Have you heard his comments on:
• Republicans cutting taxes on Maine’s top 1 percent so that everyone else’s taxes have to go up to pay for it? Not a word.
• The effect of cutting off the circuit-breaker program for the middle class and poor and suspending revenue-sharing for two years so that municipalities all over Maine have to increase property taxes? Silence.
• Grading schools A-F with little or no help to local districts to improve schools with failing grades? Silence.
• How LePage and the Republicans rejected the 100 percent federally financed Medicaid expansion that would have covered 70,000 Mainers’ health care, and all the jobs that expansion would have generated? Silence.
• The budget impasse with Le-Page vetoing a hard-won Democratic budget and how Republicans helped Democrats override his veto? No applause.
• LePage’s alleged comment at a fundraiser about Obama’s hating white people, then his denials about it? Absolutely silent.
• LePage’s refusal to develop a state health exchange for the implementation of Obamacare? Silence.
Remember Eliot Cutler’s silence when it comes time to choose between him and Mike Michaud for governor. He hasn’t been active. Hasn’t put his prestige on the line, commented on or clarified issues important to Mainers.
If you have any interest in seeing Paul LePage replaced by a mensch for governor, vote for Mike Michaud.
Allen’s call for Syrian strike consistent with Iraq stance
Former U.S. Rep. Tom Allen’s recent letter (“Use of gas compels action in Syria,” Sept. 10) calling for bombing Syria reveals the sad state of politics in our country.

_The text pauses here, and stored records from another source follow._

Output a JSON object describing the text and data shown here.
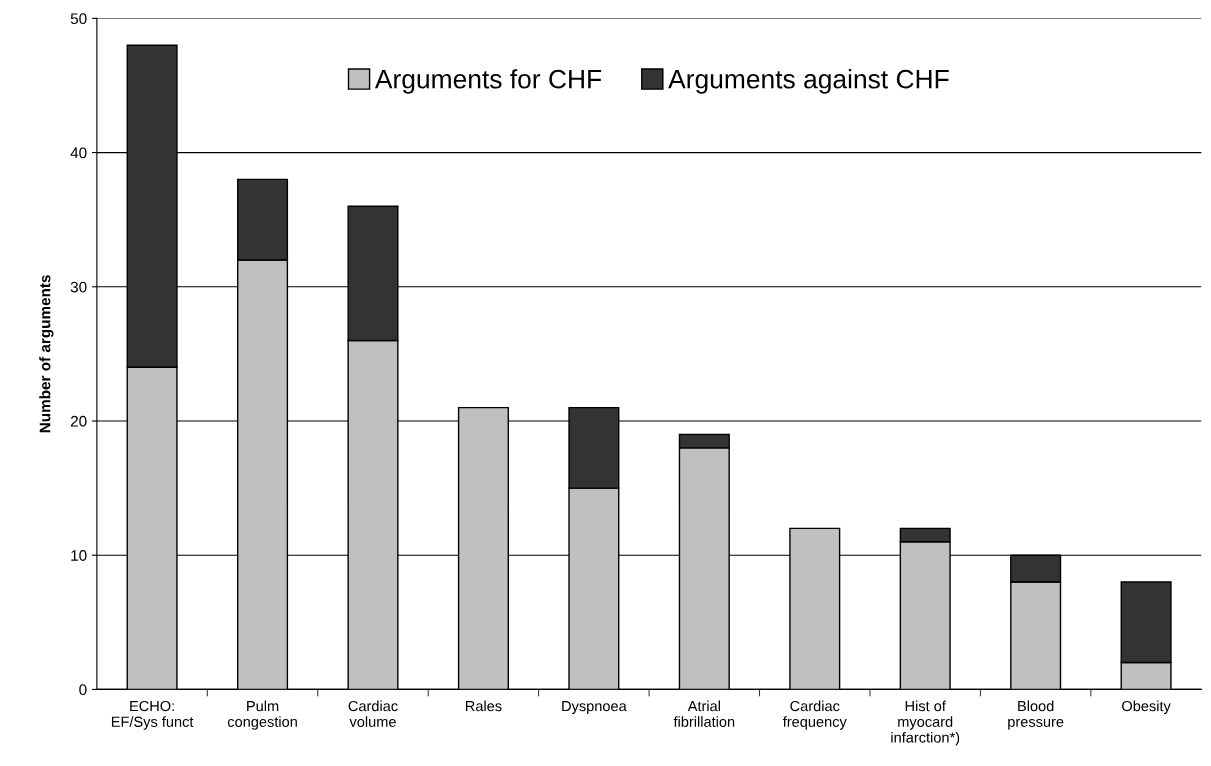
{
  "chart_data": {
    "type": "bar",
    "stacked": true,
    "ylabel": "Number of arguments",
    "categories": [
      "ECHO:\nEF/Sys funct",
      "Pulm\ncongestion",
      "Cardiac\nvolume",
      "Rales",
      "Dyspnoea",
      "Atrial\nfibrillation",
      "Cardiac\nfrequency",
      "Hist of\nmyocard\ninfarction*)",
      "Blood\npressure",
      "Obesity"
    ],
    "series": [
      {
        "name": "Arguments for CHF",
        "color": "#c0c0c0",
        "values": [
          24,
          32,
          26,
          21,
          15,
          18,
          12,
          11,
          8,
          2
        ]
      },
      {
        "name": "Arguments against CHF",
        "color": "#333333",
        "values": [
          24,
          6,
          10,
          0,
          6,
          1,
          0,
          1,
          2,
          6
        ]
      }
    ],
    "ylim": [
      0,
      50
    ],
    "yticks": [
      0,
      10,
      20,
      30,
      40,
      50
    ],
    "grid": "y",
    "legend": "top"
  }
}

It is a distortion of history that Mr. Allen helped lead a fight against the war on Iraq when he voted to fund that war every year thereafter.
The U.S. spends more money on the military than most of the world combined. It is a big business that has made a lot of rich people richer, while making the poor poorer, in addition to causing hundreds of thousands of casualties of our own citizens.
Politicians have perpetuated the myth that we must have the primary role in guarding most of the world. The U.S. has hundreds of thousands of troops in Europe, Korea, Japan, the Middle East and many other outposts.
We pay more for this “protection” than the countries that host these military garrisons. The rest of the world is without skin in the game, and they are reluctant to play a role in their own backyards. We have become the world’s police. Why?
It is time for a new realism. The U.S. cannot be the default defender of the world, or the human and economic costs will bury us all.
We must significantly reduce the size of the military and reinvest in infrastructure, education and technology at home instead of war.
Politicians must begin to govern in the best interests of all of our citizens, or they must be replaced by others who will.